News / Africa

Egypt's Islamists Take Commanding Lead in Elections

A woman walks near an election poster of Egypt's Muslim Brotherhood
A woman walks near an election poster of Egypt's Muslim Brotherhood "The Freedom and Justice Party'" in the old city of Cairo December 2, 2011.

Partial results from Egypt's first round of parliamentary elections last week indicate Islamist parties captured an overwhelming majority of votes.

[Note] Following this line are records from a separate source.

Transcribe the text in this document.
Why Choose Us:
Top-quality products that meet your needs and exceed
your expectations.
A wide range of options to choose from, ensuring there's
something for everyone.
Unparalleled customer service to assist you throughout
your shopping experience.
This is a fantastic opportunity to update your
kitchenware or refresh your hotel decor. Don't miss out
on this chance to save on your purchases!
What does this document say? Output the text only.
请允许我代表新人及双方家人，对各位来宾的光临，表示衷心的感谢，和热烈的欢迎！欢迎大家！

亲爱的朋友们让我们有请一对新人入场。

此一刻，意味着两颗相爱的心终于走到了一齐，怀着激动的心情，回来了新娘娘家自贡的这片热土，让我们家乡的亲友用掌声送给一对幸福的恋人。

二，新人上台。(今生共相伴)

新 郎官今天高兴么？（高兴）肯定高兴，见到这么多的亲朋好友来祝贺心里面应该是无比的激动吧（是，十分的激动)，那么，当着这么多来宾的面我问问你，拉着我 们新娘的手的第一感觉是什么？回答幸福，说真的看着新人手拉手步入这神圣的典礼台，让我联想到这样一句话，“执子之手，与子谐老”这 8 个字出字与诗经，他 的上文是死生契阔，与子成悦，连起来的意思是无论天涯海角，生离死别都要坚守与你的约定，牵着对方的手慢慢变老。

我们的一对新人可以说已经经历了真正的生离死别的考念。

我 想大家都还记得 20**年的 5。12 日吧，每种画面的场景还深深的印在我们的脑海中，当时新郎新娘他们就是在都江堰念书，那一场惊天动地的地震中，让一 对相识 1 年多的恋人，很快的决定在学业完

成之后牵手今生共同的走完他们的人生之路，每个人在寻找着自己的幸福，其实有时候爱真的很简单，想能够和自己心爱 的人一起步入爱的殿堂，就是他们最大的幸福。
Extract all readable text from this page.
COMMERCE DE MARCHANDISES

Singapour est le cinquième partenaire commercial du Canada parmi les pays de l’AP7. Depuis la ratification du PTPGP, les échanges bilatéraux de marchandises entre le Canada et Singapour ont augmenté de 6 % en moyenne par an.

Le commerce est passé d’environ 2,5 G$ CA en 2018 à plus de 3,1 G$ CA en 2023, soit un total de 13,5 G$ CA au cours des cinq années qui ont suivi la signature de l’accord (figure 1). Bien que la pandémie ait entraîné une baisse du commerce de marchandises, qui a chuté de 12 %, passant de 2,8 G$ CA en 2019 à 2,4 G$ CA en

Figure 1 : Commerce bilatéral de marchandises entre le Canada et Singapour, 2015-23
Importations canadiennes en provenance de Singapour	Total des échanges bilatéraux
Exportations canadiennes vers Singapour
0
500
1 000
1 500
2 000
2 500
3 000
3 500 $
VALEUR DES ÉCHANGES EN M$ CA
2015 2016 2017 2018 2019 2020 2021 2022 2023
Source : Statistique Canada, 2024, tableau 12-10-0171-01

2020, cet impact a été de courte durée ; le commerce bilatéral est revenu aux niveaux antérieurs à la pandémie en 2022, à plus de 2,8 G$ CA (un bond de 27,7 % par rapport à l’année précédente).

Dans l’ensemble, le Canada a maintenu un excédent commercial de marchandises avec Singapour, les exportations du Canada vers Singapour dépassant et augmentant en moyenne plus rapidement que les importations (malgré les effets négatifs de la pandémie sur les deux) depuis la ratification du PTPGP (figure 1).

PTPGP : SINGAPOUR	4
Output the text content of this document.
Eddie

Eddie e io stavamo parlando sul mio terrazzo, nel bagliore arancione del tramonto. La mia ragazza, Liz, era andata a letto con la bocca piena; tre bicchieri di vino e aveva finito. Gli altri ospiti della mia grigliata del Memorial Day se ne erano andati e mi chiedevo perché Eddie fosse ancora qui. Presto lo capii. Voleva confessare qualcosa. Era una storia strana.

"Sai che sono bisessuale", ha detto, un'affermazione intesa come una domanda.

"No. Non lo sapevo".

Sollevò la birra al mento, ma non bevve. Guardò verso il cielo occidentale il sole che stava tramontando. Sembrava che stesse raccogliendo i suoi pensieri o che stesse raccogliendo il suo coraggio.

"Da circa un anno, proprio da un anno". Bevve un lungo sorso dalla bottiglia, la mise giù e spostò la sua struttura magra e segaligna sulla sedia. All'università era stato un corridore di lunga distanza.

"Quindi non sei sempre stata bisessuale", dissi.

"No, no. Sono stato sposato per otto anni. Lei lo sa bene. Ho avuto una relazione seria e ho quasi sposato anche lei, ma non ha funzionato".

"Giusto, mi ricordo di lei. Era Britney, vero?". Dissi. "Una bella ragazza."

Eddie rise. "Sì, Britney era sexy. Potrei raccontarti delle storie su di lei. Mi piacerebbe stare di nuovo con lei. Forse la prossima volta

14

The figures released Sunday by Egypt's High Election Commission put the Muslim Brotherhood's Freedom and Justice party in the lead with 36.6 percent of the votes. The hardline Salafist Nour Party, which advocates a stricter segregation of the sexes, the full veiling of women and a ban on alcohol, garnered 24.4 percent, while the liberal Egyptian Bloc captured 13.4 percent, putting it in third place.

The balloting, which began November 28, is Egypt's first voting since Hosni Mubarak was ousted as president in February.  It will determine the membership for about 30 percent of the 498-seat lower house.  Elections for parliament's less powerful upper house will finish in March.

The next step in the complex election process, a series of runoffs among candidates competing in the first round for 52 seats, is set for Monday and Tuesday.

Election commissioner Abdel-Mooaez Ibrahim said a record number of voters took part in the first round of parliamentary elections covering nine provinces.  Voters in the remaining 18 provinces will cast ballots in two stages that will take place in the coming weeks.

The man appointed by military rulers to lead a new Cabinet, Kamal al-Ganzouri, says he will delay announcing ministers until Wednesday because ballot counting is taking longer than expected.

Israel, which shares a border and 1979 peace agreement with Egypt, expressed deep concern about the initial success of Islamist parties.

In a speech Sunday, Prime Minister Benjamin Netanyahu expressed hope that "any government to be formed in Egypt will recognize the importance of keeping the peace treaty with Israel in its own right and as a basis for regional security and economic stability."

Finance Minister Yuval Steinitz said he hoped that Egypt will not become an extremist Islamist state, while Defense Minister Ehud Barak told Israeli TV Saturday that although it is too early to predict how the changes will affect the region, he finds the trend "worrisome."

Some information for this report was provided by AP, AFP and Reuters.